English musician and singer-songwriter (born 1959)

Nicky Holland (born 20 February 1959) is an English musician and singer-songwriter, notable for being a previous backing pianist/keyboardist, vocalist and co-songwriter for the band Tears for Fears during the 1980s.

== Early life ==

Nicky Holland began studying piano at a young age; while attending the Royal Academy of Music, she grew inspired by the music of Carole King.

== Career ==

After graduating, Holland proceeded with her studies at the City University in London, England. There, she met classmates Virginia Astley and Kate St John, who she soon formed the band The Ravishing Beauties with in 1981. The trio played in numerous clubs, gaining association with Julian Cope and The Teardrop Explodes, and later supported them on their tours. They also recorded with Echo & the Bunnymen, Skids, and Siouxsie and the Banshees. In 1982, she went on to support Fun Boy Three, becoming their musical director and performing on their album Waiting.

Around a year later, she joined The Escape, a band that opened for Tears for Fears on their tour for their debut album, The Hurting in 1983. After the Escape broke up, Nicky Holland was offered the chance to support Tears for Fears on their world tour in 1985, circulating the release of their hit album Songs from the Big Chair.

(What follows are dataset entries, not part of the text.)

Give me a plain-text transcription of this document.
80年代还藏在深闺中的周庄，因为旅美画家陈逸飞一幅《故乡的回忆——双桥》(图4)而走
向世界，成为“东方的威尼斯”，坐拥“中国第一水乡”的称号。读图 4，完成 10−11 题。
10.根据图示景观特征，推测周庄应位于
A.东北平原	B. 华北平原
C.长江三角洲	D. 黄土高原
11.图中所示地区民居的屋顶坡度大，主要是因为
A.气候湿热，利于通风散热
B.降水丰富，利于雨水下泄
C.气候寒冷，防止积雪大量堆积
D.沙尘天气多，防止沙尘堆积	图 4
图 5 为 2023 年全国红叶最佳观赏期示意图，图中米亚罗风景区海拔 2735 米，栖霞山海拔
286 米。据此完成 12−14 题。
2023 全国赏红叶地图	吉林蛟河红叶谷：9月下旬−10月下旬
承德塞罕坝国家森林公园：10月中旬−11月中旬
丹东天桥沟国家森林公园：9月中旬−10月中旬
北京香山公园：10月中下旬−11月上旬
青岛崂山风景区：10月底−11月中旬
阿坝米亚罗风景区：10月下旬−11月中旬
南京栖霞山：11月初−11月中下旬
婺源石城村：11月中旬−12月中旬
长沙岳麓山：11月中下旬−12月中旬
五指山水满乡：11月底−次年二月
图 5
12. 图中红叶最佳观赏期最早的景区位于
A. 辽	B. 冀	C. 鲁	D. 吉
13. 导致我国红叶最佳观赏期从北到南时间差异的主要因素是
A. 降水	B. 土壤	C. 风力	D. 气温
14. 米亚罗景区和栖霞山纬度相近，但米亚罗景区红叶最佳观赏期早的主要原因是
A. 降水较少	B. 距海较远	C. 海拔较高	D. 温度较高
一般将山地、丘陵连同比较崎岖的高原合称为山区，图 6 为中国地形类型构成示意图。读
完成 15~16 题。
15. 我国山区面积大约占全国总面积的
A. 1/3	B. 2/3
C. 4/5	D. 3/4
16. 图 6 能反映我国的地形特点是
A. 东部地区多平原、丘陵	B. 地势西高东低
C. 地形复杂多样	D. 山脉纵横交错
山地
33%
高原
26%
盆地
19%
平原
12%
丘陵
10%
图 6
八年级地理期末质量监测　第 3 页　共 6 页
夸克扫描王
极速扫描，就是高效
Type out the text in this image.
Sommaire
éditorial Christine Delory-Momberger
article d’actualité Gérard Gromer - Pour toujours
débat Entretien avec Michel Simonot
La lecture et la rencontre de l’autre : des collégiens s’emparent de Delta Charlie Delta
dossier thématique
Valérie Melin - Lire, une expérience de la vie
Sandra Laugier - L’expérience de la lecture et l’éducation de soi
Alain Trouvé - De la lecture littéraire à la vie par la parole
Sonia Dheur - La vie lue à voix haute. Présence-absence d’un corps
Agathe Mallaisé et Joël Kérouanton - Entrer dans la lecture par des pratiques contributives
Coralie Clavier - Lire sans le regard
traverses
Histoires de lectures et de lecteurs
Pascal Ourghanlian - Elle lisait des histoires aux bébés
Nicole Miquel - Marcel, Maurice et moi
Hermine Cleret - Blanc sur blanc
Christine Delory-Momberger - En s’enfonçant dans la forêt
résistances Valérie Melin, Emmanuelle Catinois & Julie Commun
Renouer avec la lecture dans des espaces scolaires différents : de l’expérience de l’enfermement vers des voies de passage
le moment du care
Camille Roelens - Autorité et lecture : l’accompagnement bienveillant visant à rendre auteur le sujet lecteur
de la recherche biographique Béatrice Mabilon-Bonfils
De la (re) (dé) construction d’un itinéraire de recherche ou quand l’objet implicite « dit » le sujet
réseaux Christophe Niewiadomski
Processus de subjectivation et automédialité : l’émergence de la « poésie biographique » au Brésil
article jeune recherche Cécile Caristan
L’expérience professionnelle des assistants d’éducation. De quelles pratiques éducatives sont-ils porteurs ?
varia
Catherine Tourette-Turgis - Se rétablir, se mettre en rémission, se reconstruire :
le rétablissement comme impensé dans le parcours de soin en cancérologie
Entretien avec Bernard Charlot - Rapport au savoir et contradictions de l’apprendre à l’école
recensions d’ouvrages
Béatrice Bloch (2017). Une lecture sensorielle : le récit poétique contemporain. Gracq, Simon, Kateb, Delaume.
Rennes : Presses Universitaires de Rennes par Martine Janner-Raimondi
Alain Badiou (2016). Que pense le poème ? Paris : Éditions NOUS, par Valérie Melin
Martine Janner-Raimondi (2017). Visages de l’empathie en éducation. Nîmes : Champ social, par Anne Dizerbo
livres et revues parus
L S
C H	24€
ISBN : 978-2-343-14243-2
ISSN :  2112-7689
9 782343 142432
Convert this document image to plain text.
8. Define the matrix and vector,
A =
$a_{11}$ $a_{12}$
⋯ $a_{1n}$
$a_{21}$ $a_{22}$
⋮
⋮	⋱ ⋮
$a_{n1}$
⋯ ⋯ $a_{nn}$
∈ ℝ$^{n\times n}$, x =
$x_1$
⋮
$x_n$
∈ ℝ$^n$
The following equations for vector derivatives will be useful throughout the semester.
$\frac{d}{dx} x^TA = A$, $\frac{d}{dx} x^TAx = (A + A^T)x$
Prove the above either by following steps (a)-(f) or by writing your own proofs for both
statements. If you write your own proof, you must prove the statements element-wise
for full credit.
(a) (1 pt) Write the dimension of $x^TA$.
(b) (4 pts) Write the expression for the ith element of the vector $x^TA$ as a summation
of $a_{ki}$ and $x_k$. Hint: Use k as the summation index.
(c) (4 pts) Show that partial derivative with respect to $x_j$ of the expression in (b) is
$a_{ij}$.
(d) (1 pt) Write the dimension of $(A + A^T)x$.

During her time with Tears for Fears, she appeared in the music video for "Head over Heels", and in the band's 1985 documentary Scenes from the Big Chair. Her piano playing is featured in their cover of "Sea Song" by Robert Wyatt, which served as a B-side to the single for "I Believe (A Soulful Re-recording)". She continued working with the group through 1987, being credited as co-writer for most of the band's third album The Seeds of Love as well as a pianist and backing vocalist.

After moving to New York City in the late '80s, Holland signed on to the record label Epic in 1990, and spent the next year writing, recording and mixing her debut solo album Nicky Holland, which was released in 1991. Throughout the 1990s, she supported several musical artists. In 1993, she was a featured pianist in Cyndi Lauper's album Hat Full of Stars. She released her second album Sense and Sensuality in 1997.

She resumed her career in 2010. Within the next few years, Holland co-wrote songs with a variety of artists such as Nick Howard and Peter Plate. In 2017, she released a compilation album titled Nobody's Girl, which featured songs from her two previous albums.